世界的エンジニア中島聡氏が連載「人工知能入門」を開始。第1回「コンピュータは似ている言葉をどう判断しているか」を全文掲載

 

コンピュータが二つの色の「近さ」を調べる際には、(高校の物理や数学の授業で教わった)「ベクトルの内積」を使います。レールの上に乗ったトロッコを引っ張る際に、レールに沿って引っ張った方が引っ張りやすいのは、レールの方向(ベクトル)と引っ張る方向(ベクトル)が一致しているからです。内積は、二つのベクトルがどのくらい同じ方向を向いているかを調べるのに適した演算(=計算方法)です。

人工知能や自然言語処理の研究をしていていた研究者たちは、「言葉」をコンピュータの中で効率よく扱うには、上の色と同じように、なんらかのベクトルに変換すれば良いことに随分前(1980年代)から気がついていました。言葉のベクトル化(Text Embedding、もしくは、単にEmbedding)の研究(特に人工知能への応用)が本格的に始まったのは、2010年代で、ChatGPTのベースである、GPT3.5/GPT4にもEmbeddingは使われており、その次元は、1,536もあります。

OpenAIのEmbedding APIを活用すると、任意の言葉のEmbeddigを求めることが出来ます。

  • 紫陽花(あじさい): [0.008374308, -0.004348531, 0.015492181, 0.012114794, …以下略]
  • 向日葵(ひまわり): [0.00897903, -0.028575271, -0.011562964, 0.026796354, …]
  • 鰯(いわし): [0.014147074, -0.018954331, -0.040955342, 0.015233389, …]
  • 鯵(あじ): [0.02712337, 0.009231063, 0.025325274, 0.009623604, …]

なんだか分からない数字が出てきますが、それそれの単語の内積を求めると面白い結果が得られます(”・”は内積を表します)。

  • 紫陽花・向日葵 = 0.416
  • 紫陽花・鰯 = 0.218
  • 紫陽花・鯵 = 0.201
  • 向日葵・鰯 = 0.171
  • 向日葵・鯵 = 0.263
  • 鰯・鯵 = 0.653

紫陽花と向日葵、鰯と鯵のペアがそれぞれ「近い関係」であることが、計算だけで分かるのです(内積の結果が1に近いほど、「近い関係にある」と言えます)。

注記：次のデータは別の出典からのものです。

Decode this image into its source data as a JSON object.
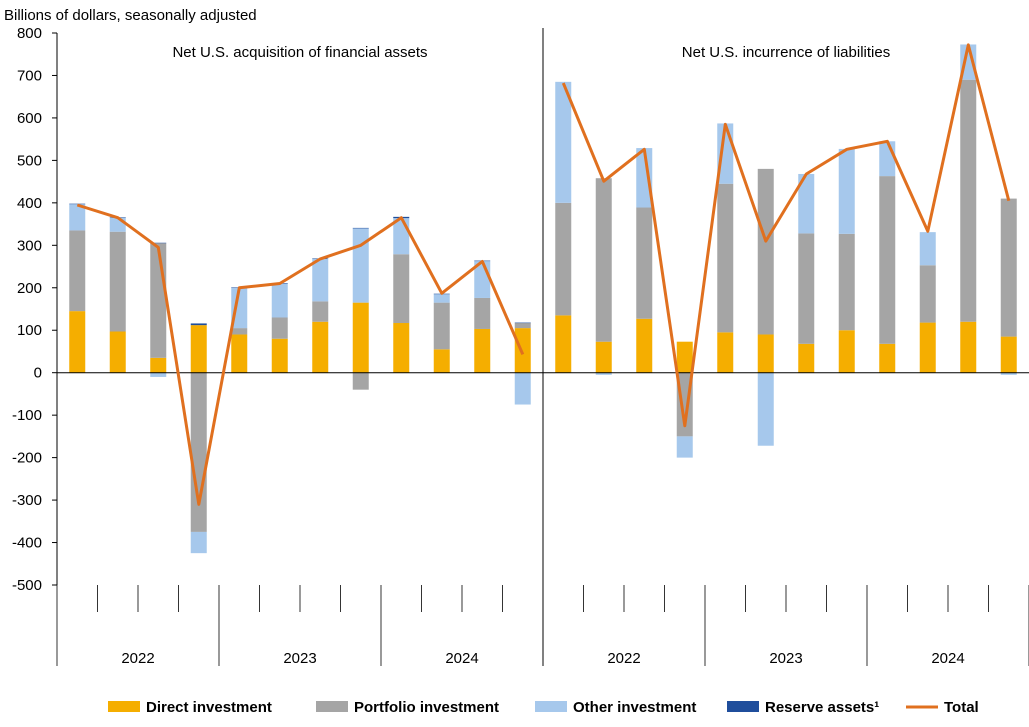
{
  "chart_data": {
    "type": "bar",
    "subtype": "stacked-bar-with-line",
    "ylabel": "Billions of dollars, seasonally adjusted",
    "ylim": [
      -500,
      800
    ],
    "yticks": [
      "800",
      "700",
      "600",
      "500",
      "400",
      "300",
      "200",
      "100",
      "0",
      "-100",
      "-200",
      "-300",
      "-400",
      "-500"
    ],
    "ytick_values": [
      800,
      700,
      600,
      500,
      400,
      300,
      200,
      100,
      0,
      -100,
      -200,
      -300,
      -400,
      -500
    ],
    "colors": {
      "direct": "#F5AE00",
      "portfolio": "#A5A5A5",
      "other": "#A6C8EC",
      "reserve": "#1F4E9C",
      "total": "#E0701F",
      "axis": "#000000",
      "grid": "#000000"
    },
    "legend": [
      {
        "key": "direct",
        "label": "Direct investment"
      },
      {
        "key": "portfolio",
        "label": "Portfolio investment"
      },
      {
        "key": "other",
        "label": "Other investment"
      },
      {
        "key": "reserve",
        "label": "Reserve assets¹"
      },
      {
        "key": "total",
        "label": "Total"
      }
    ],
    "panels": [
      {
        "title": "Net U.S. acquisition of financial assets",
        "years": [
          "2022",
          "2023",
          "2024"
        ],
        "quarters_per_year": 4,
        "series": {
          "direct": [
            145,
            97,
            35,
            112,
            90,
            80,
            120,
            165,
            117,
            55,
            103,
            105
          ],
          "portfolio": [
            190,
            235,
            270,
            -375,
            15,
            50,
            48,
            -40,
            162,
            110,
            73,
            12
          ],
          "other": [
            62,
            33,
            -10,
            -50,
            95,
            80,
            100,
            175,
            85,
            20,
            87,
            -75
          ],
          "reserve": [
            1,
            1,
            1,
            4,
            1,
            1,
            1,
            1,
            3,
            1,
            1,
            1
          ]
        },
        "total": [
          395,
          365,
          295,
          -310,
          200,
          210,
          268,
          300,
          365,
          187,
          262,
          43
        ]
      },
      {
        "title": "Net U.S. incurrence of liabilities",
        "years": [
          "2022",
          "2023",
          "2024"
        ],
        "quarters_per_year": 4,
        "series": {
          "direct": [
            135,
            73,
            127,
            73,
            95,
            90,
            68,
            100,
            68,
            118,
            120,
            85
          ],
          "portfolio": [
            265,
            385,
            262,
            -150,
            350,
            390,
            260,
            227,
            395,
            135,
            570,
            325
          ],
          "other": [
            285,
            -5,
            140,
            -50,
            142,
            -172,
            140,
            200,
            82,
            78,
            83,
            -5
          ],
          "reserve": [
            0,
            0,
            0,
            0,
            0,
            0,
            0,
            0,
            0,
            0,
            0,
            0
          ]
        },
        "total": [
          682,
          451,
          526,
          -125,
          585,
          310,
          468,
          526,
          545,
          333,
          772,
          405
        ]
      }
    ]
  }
}
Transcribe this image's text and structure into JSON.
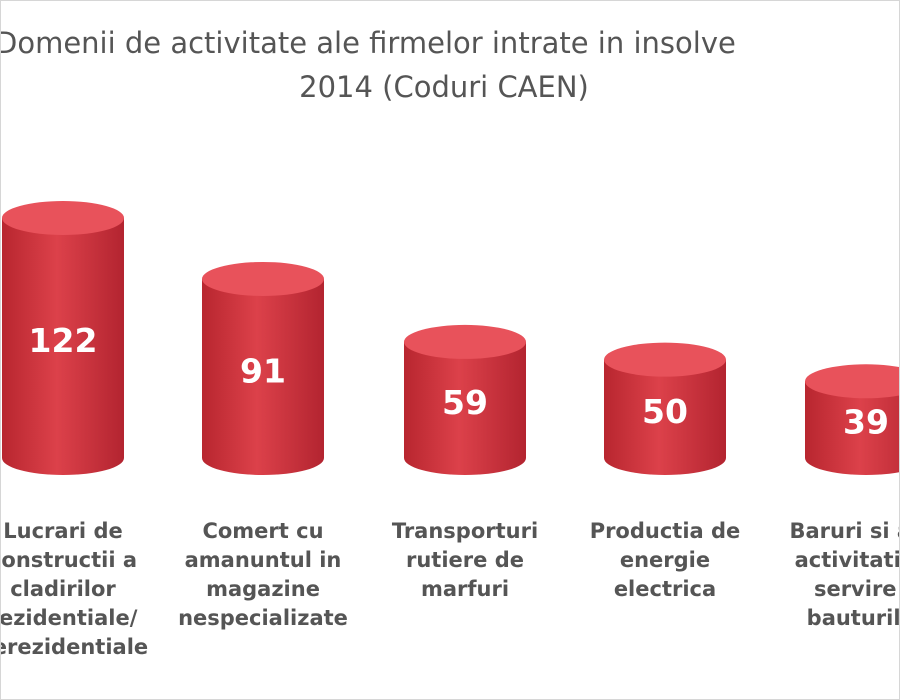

試しに「花」「魚」という単語との関係を調べてみると以下のようになります。

  • 花・紫陽花 = 0.605
  • 花・向日葵 = 0.422
  • 花・鰯 = 0.338
  • 花・鯵 = 0.380
  • 魚・紫陽花 = 0.282
  • 魚・向日葵 = 0.249
  • 魚・鰯 = 0.414
  • 魚・鯵 = 0.507

片方が英語でも大丈夫です。

  • Flower・紫陽花 = 0.453
  • Flower・向日葵 = 0.406
  • Flower・鰯 = 0.224
  • Flower・鯵 = 0.243

単語だけでなく、文章のEmbeddingも計算可能で、同様の比較が可能です。

  • “I love you”・あなたを愛してます = 0.473
  • “I love you”・君が好き = 0.428
  • “I love you”・君が大好き = 0.439
  • “I live you”・”I like you” = 0.576
  • “I love you”・お前は嫌いだ = 0.251
  • “I love you”・あっち行け = 0.138

そのため、Embeddingを使うと、文章の「意味検索」が出来るようになります。通常の文字検索だと、”I love you” で検索すると、文字通り “I love you”の単語が文章中に並んでいないと見つけてくれませんが、Embeddingを使った検索をすると、似たような意味の、「あなたを愛してます」や「I like you」を見つけてくれるのです。